Opinion
3:19-cv-00675
07-25-2024
MEMORANDUM OPINION
WAVERLY D. CRENSHAW, JR. UNITED STATES DISTRICT JUDGE.
Pending before the Court is the Magistrate Judge's Report and Recommendation (“R&R”) (Doc No. 194), recommending that the Court grant: (1) Thomas Conrad's Motion for Summary Judgment (Doc. No. 152); (2) Wellpath Medical, LLC (“Wellpath”), Metropolitan Government of Nashville and Davidson County (“Metro”), Nurse Taylor Wall, Nurse Amber Dame, Nurse Dayna West, Nurse Mark Bailey, Dentist Krystal Lewis, and Dental Technician Jenny Jaynes' (collectively, the “Wellpath and Metro Defendants”) Motion for Summary Judgment (Doc.
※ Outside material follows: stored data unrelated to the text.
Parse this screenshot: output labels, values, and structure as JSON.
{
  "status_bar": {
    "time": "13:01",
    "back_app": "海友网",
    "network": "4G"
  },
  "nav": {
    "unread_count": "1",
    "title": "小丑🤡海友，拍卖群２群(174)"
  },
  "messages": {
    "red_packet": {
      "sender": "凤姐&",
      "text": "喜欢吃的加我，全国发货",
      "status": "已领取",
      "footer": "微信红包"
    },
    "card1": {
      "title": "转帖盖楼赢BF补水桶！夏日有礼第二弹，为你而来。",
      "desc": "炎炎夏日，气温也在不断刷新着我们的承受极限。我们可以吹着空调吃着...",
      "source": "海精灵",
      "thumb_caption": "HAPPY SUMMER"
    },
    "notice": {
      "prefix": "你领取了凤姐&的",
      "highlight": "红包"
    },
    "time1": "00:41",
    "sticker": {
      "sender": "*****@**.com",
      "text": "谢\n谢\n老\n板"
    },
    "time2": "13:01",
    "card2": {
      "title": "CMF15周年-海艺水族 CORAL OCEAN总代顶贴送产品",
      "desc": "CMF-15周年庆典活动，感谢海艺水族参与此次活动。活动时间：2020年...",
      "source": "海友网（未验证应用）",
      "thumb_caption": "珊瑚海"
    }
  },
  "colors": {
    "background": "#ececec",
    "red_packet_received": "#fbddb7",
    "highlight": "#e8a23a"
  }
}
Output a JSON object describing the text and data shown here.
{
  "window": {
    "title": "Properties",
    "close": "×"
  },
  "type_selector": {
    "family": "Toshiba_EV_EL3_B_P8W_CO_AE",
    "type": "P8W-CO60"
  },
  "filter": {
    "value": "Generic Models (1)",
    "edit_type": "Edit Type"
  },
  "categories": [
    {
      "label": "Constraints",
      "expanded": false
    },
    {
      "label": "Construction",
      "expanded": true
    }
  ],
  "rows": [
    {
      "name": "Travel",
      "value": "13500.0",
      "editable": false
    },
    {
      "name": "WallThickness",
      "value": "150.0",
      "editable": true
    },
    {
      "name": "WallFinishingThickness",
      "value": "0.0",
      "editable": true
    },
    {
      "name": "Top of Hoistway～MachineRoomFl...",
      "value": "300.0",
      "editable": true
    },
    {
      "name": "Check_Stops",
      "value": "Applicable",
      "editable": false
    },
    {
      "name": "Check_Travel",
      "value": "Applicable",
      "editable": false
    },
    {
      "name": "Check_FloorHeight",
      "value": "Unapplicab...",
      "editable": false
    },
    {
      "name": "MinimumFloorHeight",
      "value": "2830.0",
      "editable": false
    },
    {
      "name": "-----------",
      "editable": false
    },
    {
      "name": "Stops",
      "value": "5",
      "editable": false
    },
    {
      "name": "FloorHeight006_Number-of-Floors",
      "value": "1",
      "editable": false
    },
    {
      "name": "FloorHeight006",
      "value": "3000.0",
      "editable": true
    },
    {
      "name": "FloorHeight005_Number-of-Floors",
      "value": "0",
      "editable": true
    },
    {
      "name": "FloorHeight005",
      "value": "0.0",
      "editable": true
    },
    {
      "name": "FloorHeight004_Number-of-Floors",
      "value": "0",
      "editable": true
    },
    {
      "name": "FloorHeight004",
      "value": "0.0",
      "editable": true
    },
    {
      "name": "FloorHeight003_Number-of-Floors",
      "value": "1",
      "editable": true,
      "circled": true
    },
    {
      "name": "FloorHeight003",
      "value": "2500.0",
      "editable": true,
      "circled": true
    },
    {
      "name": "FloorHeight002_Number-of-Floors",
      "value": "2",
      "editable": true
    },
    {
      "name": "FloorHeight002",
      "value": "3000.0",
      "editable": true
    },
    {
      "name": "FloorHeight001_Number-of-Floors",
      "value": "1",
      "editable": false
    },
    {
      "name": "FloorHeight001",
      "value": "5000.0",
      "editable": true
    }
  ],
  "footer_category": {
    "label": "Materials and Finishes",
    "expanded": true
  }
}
No. 156); and (3) deny all other pending motions as moot. Gary Montgomery, proceeding pro se, filed Objection to Magistrate's Report and Recommendation Filed May 30, 2024 (Doc. No. 199), to which Defendants filed a response (Doc. Nos. 201, 202). For the following reasons, Montgomery's objections will be overruled, and the R&R will be approved and adopted.
I. BACKGROUND
This civil rights actions under 42 U.S.C. § 1983 arises from Montgomery's pretrial detention in the custody of Davidson County Sheriff's Office. (Doc. No. 78). Montgomery alleges deliberate indifference to his serious medical needs in violation of the Eighth and Fourteenth Amendments to the Constitution because: (1) Wellpath, Jaynes, and Lewis failed to provide him dental care, (2) Conrad, Dame, and West were deliberately indifferent to his nail care needs for his ingrown toenail, (3) Bailey failed to provide him adequate treatment and medication for his back pain, (4) Dame and Wall failed to provide him adequate treatment and medication for his stomach and back pain, and (5) Wellpath was deliberately indifferent to his medical needs by failing to provide him a better mattress and extra blanket. (Id. at 13-14).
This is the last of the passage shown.